What happened at AVENUE CARE AND REHABILITATION CENTER, THE?
Laboratory results showing his urine culture tested positive for infection were reported on December 1, but his physician wasn't notified until December 3.
How serious are these violations?
Violation severity varies from minor documentation issues to serious safety concerns. Review the inspection report for specific deficiency codes and scope. All violations must be corrected within required timeframes and are subject to follow-up verification inspections.
What should families do?
Families should: (1) Ask facility administration about specific corrective actions taken, (2) Request to see the follow-up inspection report verifying corrections, (3) Check if this represents a pattern by reviewing prior inspection reports, (4) Compare this facility's ratings with other nursing homes in WARRENSVILLE HEIGHTS, OH, (5) Report any new concerns directly to state authorities.

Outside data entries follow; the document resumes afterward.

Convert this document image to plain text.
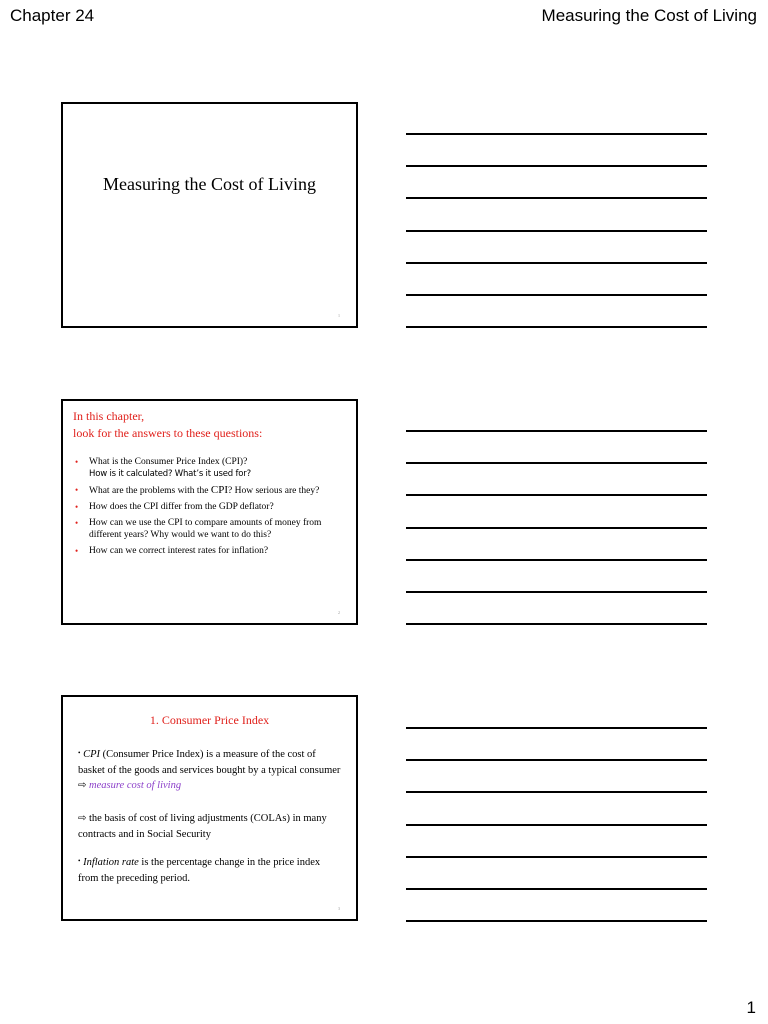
Chapter 24	Measuring the Cost of Living
Measuring the Cost of Living
1
In this chapter,
look for the answers to these questions:
• What is the Consumer Price Index (CPI)?
How is it calculated? What’s it used for?
• What are the problems with the CPI? How serious are they?
• How does the CPI differ from the GDP deflator?
• How can we use the CPI to compare amounts of money from different years? Why would we want to do this?
• How can we correct interest rates for inflation?
2
1. Consumer Price Index
• CPI (Consumer Price Index) is a measure of the cost of basket of the goods and services bought by a typical consumer ⇨ measure cost of living
⇨ the basis of cost of living adjustments (COLAs) in many contracts and in Social Security
• Inflation rate is the percentage change in the price index from the preceding period.
3
1
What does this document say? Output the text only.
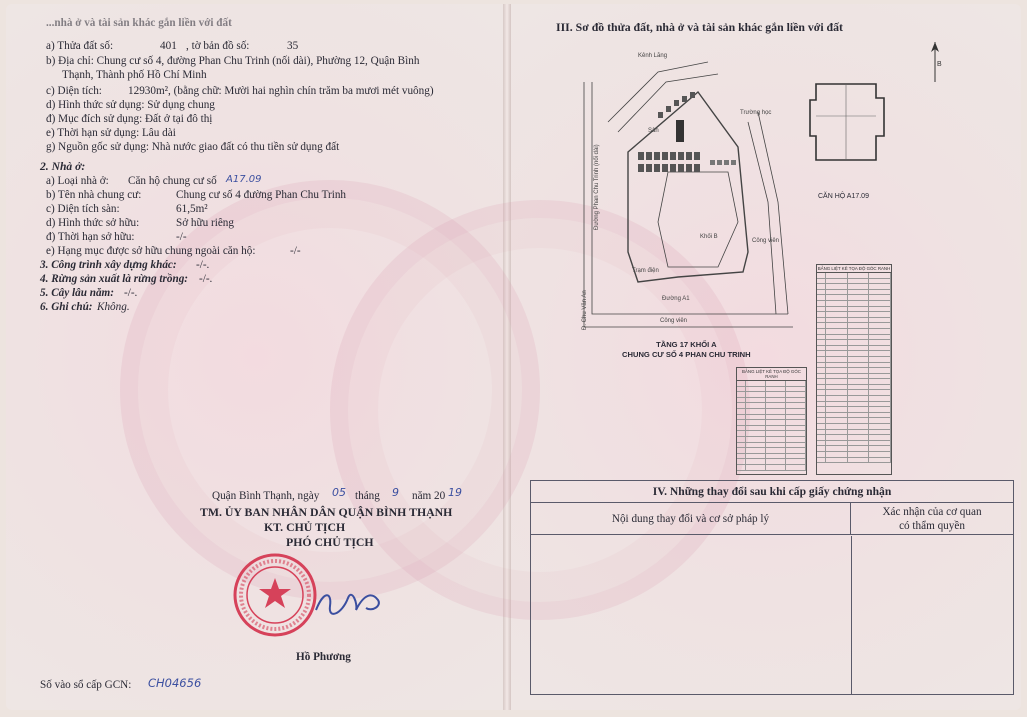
...nhà ở và tài sản khác gắn liền với đất
a) Thửa đất số:	401 , tờ bản đồ số:	35
b) Địa chỉ: Chung cư số 4, đường Phan Chu Trinh (nối dài), Phường 12, Quận Bình
Thạnh, Thành phố Hồ Chí Minh
c) Diện tích: 12930m², (bằng chữ: Mười hai nghìn chín trăm ba mươi mét vuông)
d) Hình thức sử dụng: Sử dụng chung
đ) Mục đích sử dụng: Đất ở tại đô thị
e) Thời hạn sử dụng: Lâu dài
g) Nguồn gốc sử dụng: Nhà nước giao đất có thu tiền sử dụng đất
2. Nhà ở:
a) Loại nhà ở: Căn hộ chung cư số A17.09
b) Tên nhà chung cư:	Chung cư số 4 đường Phan Chu Trinh
c) Diện tích sàn:	61,5m²
d) Hình thức sở hữu:	Sở hữu riêng
đ) Thời hạn sở hữu:	-/-
e) Hạng mục được sở hữu chung ngoài căn hộ:	-/-
3. Công trình xây dựng khác: -/-.
4. Rừng sản xuất là rừng trồng: -/-.
5. Cây lâu năm: -/-.
6. Ghi chú: Không.
Quận Bình Thạnh, ngày 05 tháng 9 năm 20 19
TM. ỦY BAN NHÂN DÂN QUẬN BÌNH THẠNH
KT. CHỦ TỊCH
PHÓ CHỦ TỊCH
Hồ Phương
Số vào sổ cấp GCN: CH04656
III. Sơ đồ thửa đất, nhà ở và tài sản khác gắn liền với đất
B
Kênh Lăng
Trường học
Sân
Đường Phan Chu Trinh (nối dài)
Khối B
Công viên
Công viên
Trạm điện
Đường A1
Đ. Chu Văn An
TẦNG 17 KHỐI A
CHUNG CƯ SỐ 4 PHAN CHU TRINH
CĂN HỘ A17.09
BẢNG LIỆT KÊ TỌA ĐỘ GÓC RANH
BẢNG LIỆT KÊ TỌA ĐỘ GÓC RANH
IV. Những thay đổi sau khi cấp giấy chứng nhận
Nội dung thay đổi và cơ sở pháp lý
Xác nhận của cơ quan
có thẩm quyền
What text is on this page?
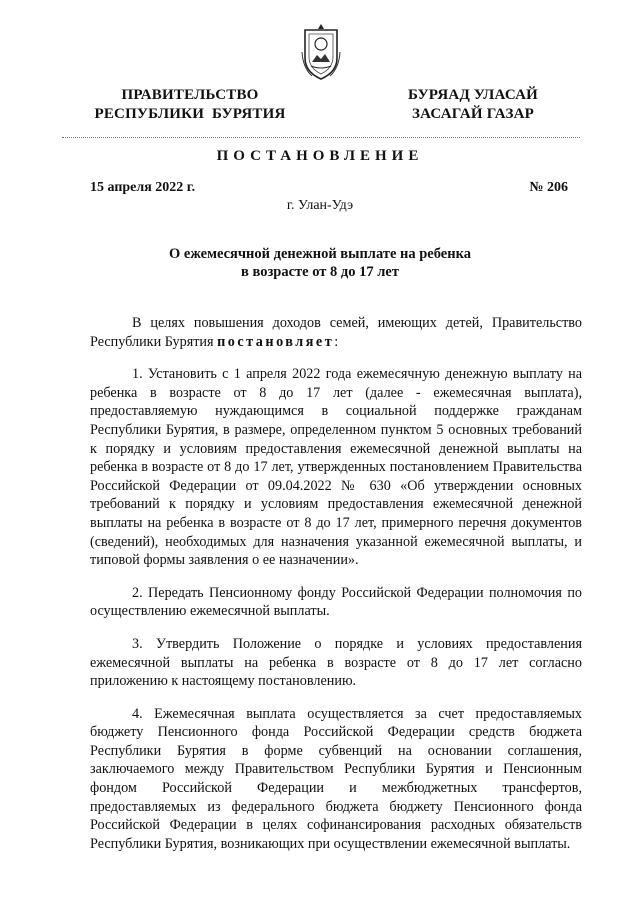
ПРАВИТЕЛЬСТВО
РЕСПУБЛИКИ  БУРЯТИЯ
БУРЯАД УЛАСАЙ
ЗАСАГАЙ ГАЗАР
ПОСТАНОВЛЕНИЕ
15 апреля 2022 г.	№ 206
г. Улан-Удэ
О ежемесячной денежной выплате на ребенка
в возрасте от 8 до 17 лет

В целях повышения доходов семей, имеющих детей, Правительство Республики Бурятия постановляет:

1. Установить с 1 апреля 2022 года ежемесячную денежную выплату на ребенка в возрасте от 8 до 17 лет (далее - ежемесячная выплата), предоставляемую нуждающимся в социальной поддержке гражданам Республики Бурятия, в размере, определенном пунктом 5 основных требований к порядку и условиям предоставления ежемесячной денежной выплаты на ребенка в возрасте от 8 до 17 лет, утвержденных постановлением Правительства Российской Федерации от 09.04.2022 № 630 «Об утверждении основных требований к порядку и условиям предоставления ежемесячной денежной выплаты на ребенка в возрасте от 8 до 17 лет, примерного перечня документов (сведений), необходимых для назначения указанной ежемесячной выплаты, и типовой формы заявления о ее назначении».

2. Передать Пенсионному фонду Российской Федерации полномочия по осуществлению ежемесячной выплаты.

3. Утвердить Положение о порядке и условиях предоставления ежемесячной выплаты на ребенка в возрасте от 8 до 17 лет согласно приложению к настоящему постановлению.

4. Ежемесячная выплата осуществляется за счет предоставляемых бюджету Пенсионного фонда Российской Федерации средств бюджета Республики Бурятия в форме субвенций на основании соглашения, заключаемого между Правительством Республики Бурятия и Пенсионным фондом Российской Федерации и межбюджетных трансфертов, предоставляемых из федерального бюджета бюджету Пенсионного фонда Российской Федерации в целях софинансирования расходных обязательств Республики Бурятия, возникающих при осуществлении ежемесячной выплаты.
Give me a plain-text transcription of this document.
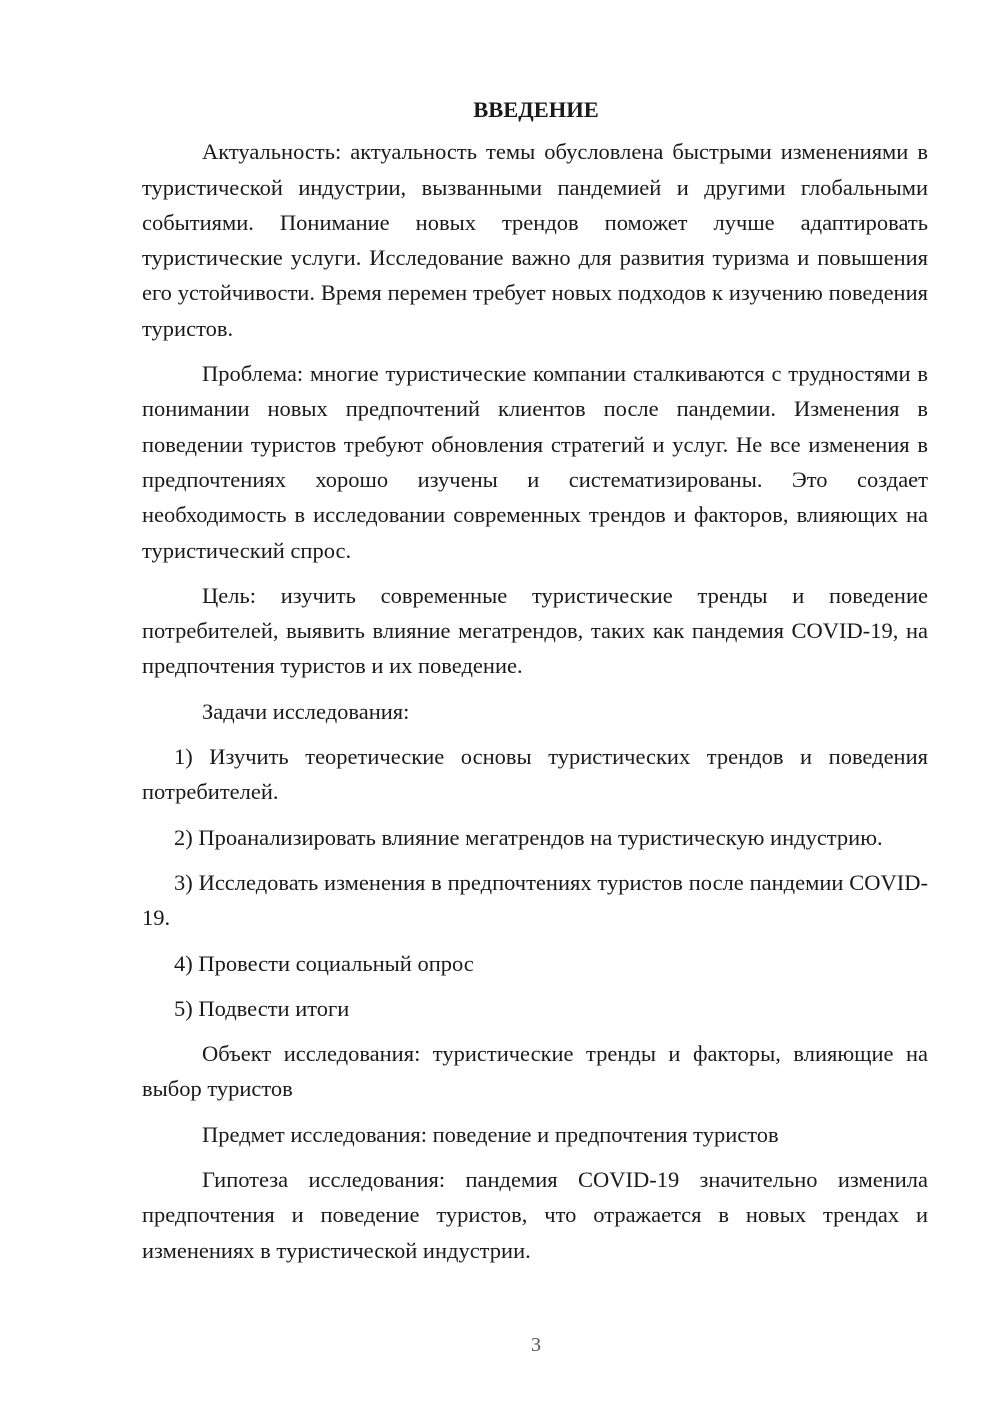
ВВЕДЕНИЕ

Актуальность: актуальность темы обусловлена быстрыми изменениями в туристической индустрии, вызванными пандемией и другими глобальными событиями. Понимание новых трендов поможет лучше адаптировать туристические услуги. Исследование важно для развития туризма и повышения его устойчивости. Время перемен требует новых подходов к изучению поведения туристов.

Проблема: многие туристические компании сталкиваются с трудностями в понимании новых предпочтений клиентов после пандемии. Изменения в поведении туристов требуют обновления стратегий и услуг. Не все изменения в предпочтениях хорошо изучены и систематизированы. Это создает необходимость в исследовании современных трендов и факторов, влияющих на туристический спрос.

Цель: изучить современные туристические тренды и поведение потребителей, выявить влияние мегатрендов, таких как пандемия COVID-19, на предпочтения туристов и их поведение.

Задачи исследования:

1) Изучить теоретические основы туристических трендов и поведения потребителей.

2) Проанализировать влияние мегатрендов на туристическую индустрию.

3) Исследовать изменения в предпочтениях туристов после пандемии COVID-19.

4) Провести социальный опрос

5) Подвести итоги

Объект исследования: туристические тренды и факторы, влияющие на выбор туристов

Предмет исследования: поведение и предпочтения туристов

Гипотеза исследования: пандемия COVID-19 значительно изменила предпочтения и поведение туристов, что отражается в новых трендах и изменениях в туристической индустрии.

3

Where can I see the full inspection report?
The complete inspection report is available on Medicare.gov's Care Compare website (www.medicare.gov/care-compare). You can also request a copy directly from AVENUE CARE AND REHABILITATION CENTER, THE or from the state Department of Health. The report includes specific deficiency codes, facility responses, and correction timelines. This facility's federal provider number is 366394.
Has this facility had violations before?
To check AVENUE CARE AND REHABILITATION CENTER, THE's history, visit Medicare.gov's Care Compare and review their inspection history, quality ratings, and staffing levels. Look for patterns of repeated violations, especially in critical areas like abuse prevention, medication management, infection control, and resident safety.